Society can coax women to “lean in” or whatever phrase is currently trending. Nothing is new in that arena.
Women tend to be less represented in higher business positions, as CEOs, as politicians and within the ranks of government in general. For that to change, we need to do more than diagnose the rationalizations that tend to block women from civic involvement.
Thanks to the Women’s Foundation of Greater Kansas City and the impetus of Mayor Sly James, people are taking action.
On Monday the first woman who applied through an initiative announced this spring will be added to a City Hall board. Cecelia M. Carter will join the Employees Retirement System Board of Trustees.
That’s not a cupcake committee. It’s finance, investments and pension plans. Carter is well-suited for the role, with 20-plus years in the financial retirement work.
She applied through the Women’s Foundation’s Appointments Project.
Men tend to volunteer for such roles, being less self-critical about their qualifications. That’s often due to a sense of entitlement, aspirations nurtured by family and society from their youngest days.

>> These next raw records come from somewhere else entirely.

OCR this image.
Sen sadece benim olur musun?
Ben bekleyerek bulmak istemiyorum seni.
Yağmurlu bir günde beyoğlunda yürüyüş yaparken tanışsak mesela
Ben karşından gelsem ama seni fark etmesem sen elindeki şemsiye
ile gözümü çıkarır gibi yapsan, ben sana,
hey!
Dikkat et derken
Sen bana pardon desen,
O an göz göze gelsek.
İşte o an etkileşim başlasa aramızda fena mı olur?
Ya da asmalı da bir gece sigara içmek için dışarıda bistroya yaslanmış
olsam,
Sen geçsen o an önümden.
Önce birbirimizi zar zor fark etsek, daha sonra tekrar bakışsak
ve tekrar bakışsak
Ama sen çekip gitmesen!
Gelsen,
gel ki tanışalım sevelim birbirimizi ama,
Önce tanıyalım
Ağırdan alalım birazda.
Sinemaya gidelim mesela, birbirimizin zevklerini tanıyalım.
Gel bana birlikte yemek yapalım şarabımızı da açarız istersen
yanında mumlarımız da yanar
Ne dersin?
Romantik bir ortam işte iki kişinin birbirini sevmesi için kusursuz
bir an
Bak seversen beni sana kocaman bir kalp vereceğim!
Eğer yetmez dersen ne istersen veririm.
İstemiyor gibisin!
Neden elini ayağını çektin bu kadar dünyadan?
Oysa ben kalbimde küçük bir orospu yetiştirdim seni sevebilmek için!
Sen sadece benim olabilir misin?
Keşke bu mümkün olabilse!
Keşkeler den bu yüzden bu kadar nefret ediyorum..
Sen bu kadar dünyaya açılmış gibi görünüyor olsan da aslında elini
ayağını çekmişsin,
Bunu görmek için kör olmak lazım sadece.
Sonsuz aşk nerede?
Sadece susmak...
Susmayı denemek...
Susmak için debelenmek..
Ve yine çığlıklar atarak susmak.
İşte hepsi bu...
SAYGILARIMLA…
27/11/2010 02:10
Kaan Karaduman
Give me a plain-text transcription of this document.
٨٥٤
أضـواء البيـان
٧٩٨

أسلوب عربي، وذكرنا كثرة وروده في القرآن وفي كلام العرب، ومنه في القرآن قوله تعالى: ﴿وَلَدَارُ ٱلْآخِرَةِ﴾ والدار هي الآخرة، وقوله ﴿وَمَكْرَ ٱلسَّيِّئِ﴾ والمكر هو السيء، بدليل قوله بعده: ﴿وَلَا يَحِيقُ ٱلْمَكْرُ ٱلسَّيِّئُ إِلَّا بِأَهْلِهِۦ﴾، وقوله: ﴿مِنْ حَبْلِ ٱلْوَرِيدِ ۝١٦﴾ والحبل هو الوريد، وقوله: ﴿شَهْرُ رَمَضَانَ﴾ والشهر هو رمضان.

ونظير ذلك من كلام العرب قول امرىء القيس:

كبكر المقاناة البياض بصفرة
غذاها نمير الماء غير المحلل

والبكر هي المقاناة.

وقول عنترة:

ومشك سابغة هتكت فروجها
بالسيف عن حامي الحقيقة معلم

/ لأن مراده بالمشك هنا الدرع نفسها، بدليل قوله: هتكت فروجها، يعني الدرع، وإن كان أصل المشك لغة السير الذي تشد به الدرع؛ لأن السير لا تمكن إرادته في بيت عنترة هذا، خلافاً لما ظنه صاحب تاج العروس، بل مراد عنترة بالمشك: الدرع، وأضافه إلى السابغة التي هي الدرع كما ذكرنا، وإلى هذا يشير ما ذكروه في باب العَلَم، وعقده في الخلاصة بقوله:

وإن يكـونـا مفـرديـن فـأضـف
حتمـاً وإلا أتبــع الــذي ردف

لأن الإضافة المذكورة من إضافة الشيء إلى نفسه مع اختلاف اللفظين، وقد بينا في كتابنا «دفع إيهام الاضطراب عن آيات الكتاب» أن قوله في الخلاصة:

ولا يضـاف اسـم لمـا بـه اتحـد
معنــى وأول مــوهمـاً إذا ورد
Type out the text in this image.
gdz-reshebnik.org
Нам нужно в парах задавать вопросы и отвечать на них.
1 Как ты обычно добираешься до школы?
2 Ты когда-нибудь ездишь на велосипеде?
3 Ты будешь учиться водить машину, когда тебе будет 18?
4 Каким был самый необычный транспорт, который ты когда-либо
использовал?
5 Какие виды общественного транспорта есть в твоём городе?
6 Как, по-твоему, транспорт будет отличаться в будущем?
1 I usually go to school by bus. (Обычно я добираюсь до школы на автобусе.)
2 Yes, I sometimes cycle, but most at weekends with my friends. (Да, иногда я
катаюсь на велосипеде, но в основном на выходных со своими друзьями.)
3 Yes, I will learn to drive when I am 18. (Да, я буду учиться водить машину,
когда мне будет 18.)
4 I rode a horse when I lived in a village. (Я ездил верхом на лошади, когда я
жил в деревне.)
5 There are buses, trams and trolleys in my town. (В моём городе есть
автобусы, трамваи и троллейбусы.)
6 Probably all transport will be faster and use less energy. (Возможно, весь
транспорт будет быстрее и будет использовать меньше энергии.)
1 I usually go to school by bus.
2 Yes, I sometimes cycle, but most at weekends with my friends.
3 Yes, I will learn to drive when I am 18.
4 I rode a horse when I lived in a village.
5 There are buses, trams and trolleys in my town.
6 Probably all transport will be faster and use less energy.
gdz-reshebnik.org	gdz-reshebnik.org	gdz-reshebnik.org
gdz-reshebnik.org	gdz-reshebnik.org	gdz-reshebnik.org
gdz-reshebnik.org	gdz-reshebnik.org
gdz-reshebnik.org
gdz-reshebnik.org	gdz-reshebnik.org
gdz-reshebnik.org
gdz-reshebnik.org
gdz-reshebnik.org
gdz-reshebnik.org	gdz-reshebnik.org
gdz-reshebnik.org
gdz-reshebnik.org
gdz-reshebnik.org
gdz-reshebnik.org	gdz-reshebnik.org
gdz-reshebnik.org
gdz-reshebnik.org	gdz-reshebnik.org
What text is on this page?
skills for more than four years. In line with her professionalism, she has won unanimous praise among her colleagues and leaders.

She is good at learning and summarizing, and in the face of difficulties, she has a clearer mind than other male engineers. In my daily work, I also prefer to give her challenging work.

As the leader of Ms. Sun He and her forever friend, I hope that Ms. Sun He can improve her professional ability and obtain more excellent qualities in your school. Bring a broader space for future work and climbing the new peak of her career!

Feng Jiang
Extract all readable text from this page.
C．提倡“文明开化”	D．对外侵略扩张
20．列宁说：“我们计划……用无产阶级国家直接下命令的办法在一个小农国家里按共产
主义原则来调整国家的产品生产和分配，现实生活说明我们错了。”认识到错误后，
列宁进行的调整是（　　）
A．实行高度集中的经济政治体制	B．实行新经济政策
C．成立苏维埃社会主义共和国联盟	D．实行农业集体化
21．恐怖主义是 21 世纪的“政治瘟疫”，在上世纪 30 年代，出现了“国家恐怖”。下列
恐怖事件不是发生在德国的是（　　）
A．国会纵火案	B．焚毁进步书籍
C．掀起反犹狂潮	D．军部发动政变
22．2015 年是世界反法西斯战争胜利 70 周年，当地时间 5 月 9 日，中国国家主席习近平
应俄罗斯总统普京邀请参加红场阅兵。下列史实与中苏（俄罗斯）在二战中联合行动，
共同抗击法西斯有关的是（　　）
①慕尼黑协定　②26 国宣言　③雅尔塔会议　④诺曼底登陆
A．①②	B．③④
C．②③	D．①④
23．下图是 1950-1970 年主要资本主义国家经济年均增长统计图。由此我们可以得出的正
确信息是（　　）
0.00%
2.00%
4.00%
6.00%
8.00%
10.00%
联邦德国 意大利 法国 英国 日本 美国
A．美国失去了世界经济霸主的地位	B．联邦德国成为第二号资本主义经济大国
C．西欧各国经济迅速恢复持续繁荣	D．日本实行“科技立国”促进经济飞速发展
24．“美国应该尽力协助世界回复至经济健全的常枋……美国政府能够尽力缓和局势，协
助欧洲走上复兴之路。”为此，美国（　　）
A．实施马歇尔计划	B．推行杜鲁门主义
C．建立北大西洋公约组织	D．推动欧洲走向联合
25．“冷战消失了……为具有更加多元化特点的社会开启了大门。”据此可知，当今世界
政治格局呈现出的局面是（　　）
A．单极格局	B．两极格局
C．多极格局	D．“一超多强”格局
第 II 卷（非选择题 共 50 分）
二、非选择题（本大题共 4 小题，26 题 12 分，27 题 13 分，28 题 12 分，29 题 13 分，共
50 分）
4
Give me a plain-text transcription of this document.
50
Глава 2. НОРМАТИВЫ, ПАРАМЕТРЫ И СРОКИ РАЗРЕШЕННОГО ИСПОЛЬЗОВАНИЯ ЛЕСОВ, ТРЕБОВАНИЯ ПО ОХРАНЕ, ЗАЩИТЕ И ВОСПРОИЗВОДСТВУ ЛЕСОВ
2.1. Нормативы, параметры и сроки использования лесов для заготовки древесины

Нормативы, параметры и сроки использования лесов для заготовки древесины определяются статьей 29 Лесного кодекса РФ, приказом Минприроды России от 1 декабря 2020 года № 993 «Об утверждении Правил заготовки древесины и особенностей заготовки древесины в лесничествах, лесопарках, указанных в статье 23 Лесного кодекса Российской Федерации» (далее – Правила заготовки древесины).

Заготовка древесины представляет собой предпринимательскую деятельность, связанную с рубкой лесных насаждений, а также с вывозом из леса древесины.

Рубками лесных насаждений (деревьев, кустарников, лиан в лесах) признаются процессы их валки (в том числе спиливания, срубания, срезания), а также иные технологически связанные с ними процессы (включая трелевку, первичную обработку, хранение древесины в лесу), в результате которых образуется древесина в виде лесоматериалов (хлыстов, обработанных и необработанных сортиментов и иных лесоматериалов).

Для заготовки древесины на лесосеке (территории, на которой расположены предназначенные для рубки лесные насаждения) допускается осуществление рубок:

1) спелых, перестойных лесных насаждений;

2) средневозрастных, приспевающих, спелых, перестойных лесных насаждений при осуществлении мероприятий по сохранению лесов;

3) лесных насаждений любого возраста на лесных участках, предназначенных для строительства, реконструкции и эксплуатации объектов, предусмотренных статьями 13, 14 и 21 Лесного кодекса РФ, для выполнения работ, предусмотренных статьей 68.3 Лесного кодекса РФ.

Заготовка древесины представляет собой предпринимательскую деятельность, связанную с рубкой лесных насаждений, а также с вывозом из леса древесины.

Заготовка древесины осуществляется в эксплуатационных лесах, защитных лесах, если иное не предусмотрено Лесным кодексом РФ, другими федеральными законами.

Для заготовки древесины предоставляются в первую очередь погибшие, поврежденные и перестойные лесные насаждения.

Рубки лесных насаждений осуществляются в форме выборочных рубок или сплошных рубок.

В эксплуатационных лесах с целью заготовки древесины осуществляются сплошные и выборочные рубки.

Women, studies have found, tend to hesitate more before diving into public service. They are more apt to wait to be asked. And they volunteer or run for positions generally where they have a vested interest. That might land them on a school board, a nonprofit, a church committee. They may delve into politics, but primarily due to a specific issue that touches their family or community. Compared to men, they tend to meander toward higher civic calling.
It’s not that men are always better qualified; they just tend to raise their hands more readily and benefit from established networks with other men.
The less direct approach partly explains why females are less likely to wind up on boards and commissions, which often are a precursor to running for an elected office.
The Women’s Foundation’s effort is a step toward building a larger presence within significant public policy issues. The foundation will soon start a series of listening sessions around Missouri to determine which issues matter most to women. They will skip the culture wars, battles that are strictly partisan.
The foundation plans to become a lobbying force in Jefferson City around issues that affect the economics of women and their families.
And that is a great example of leaning in.